2. A stray `vault login -method=kubernetes` (e.g. a headless agent flow) →
writes a read-only `kubernetes-woodpecker-default` token (can read Vault but
**cannot** write `secret/*`). This happened 2026-06-05 and went unnoticed for
two days — reads worked, writes silently 403'd.
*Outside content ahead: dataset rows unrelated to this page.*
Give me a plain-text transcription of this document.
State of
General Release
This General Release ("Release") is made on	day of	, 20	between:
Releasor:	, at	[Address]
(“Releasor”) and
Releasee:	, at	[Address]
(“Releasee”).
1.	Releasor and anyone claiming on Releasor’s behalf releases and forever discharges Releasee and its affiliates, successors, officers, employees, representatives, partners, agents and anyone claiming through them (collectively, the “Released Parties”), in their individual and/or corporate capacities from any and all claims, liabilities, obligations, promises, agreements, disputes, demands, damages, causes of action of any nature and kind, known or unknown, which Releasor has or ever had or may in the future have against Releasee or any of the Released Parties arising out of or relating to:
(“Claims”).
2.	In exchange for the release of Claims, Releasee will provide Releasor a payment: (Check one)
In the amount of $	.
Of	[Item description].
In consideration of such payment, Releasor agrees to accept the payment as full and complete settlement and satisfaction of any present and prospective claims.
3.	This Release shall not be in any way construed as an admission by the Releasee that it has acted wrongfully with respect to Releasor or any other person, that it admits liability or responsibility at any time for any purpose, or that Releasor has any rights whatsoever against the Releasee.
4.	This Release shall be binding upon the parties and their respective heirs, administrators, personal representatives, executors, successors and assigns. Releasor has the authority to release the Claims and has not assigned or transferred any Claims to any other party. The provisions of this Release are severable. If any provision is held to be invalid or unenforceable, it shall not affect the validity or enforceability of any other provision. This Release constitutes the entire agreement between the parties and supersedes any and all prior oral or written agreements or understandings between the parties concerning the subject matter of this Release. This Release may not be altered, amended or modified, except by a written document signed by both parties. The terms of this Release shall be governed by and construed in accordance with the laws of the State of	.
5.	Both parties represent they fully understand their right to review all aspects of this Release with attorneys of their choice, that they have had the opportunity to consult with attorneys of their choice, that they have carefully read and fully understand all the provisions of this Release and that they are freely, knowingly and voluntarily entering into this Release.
To stop the renewer from silently keeping a foreign token alive, it runs a
**drift guard** first: it refuses to renew unless the token is
`token-devvm-wizard` **and** carries `vault-admin`. On drift it logs loudly and
exits non-zero (the systemd unit goes `failed`) rather than renewing someone
else's token. Symptom in the log:
`<ts> DRIFT: ~/.vault-token is dn=... policies=... Refusing to renew a foreign token. Re-mint: ...`
**Recovery: re-mint** (the DRIFT log line contains the exact command) — run the
[mint/re-mint](#mint--re-mint-the-token) block. The drift guard detects but does
**not** auto-recover (a deliberate scope choice — version-only, no self-heal);
recovery is the manual re-mint above.
## Tests
`infra/scripts/test-vault-token-renew.sh` unit-tests the drift-guard decision
and the lookup-JSON parsers (including the exact 2026-06-05 woodpecker-clobber
case). Run: `bash infra/scripts/test-vault-token-renew.sh`.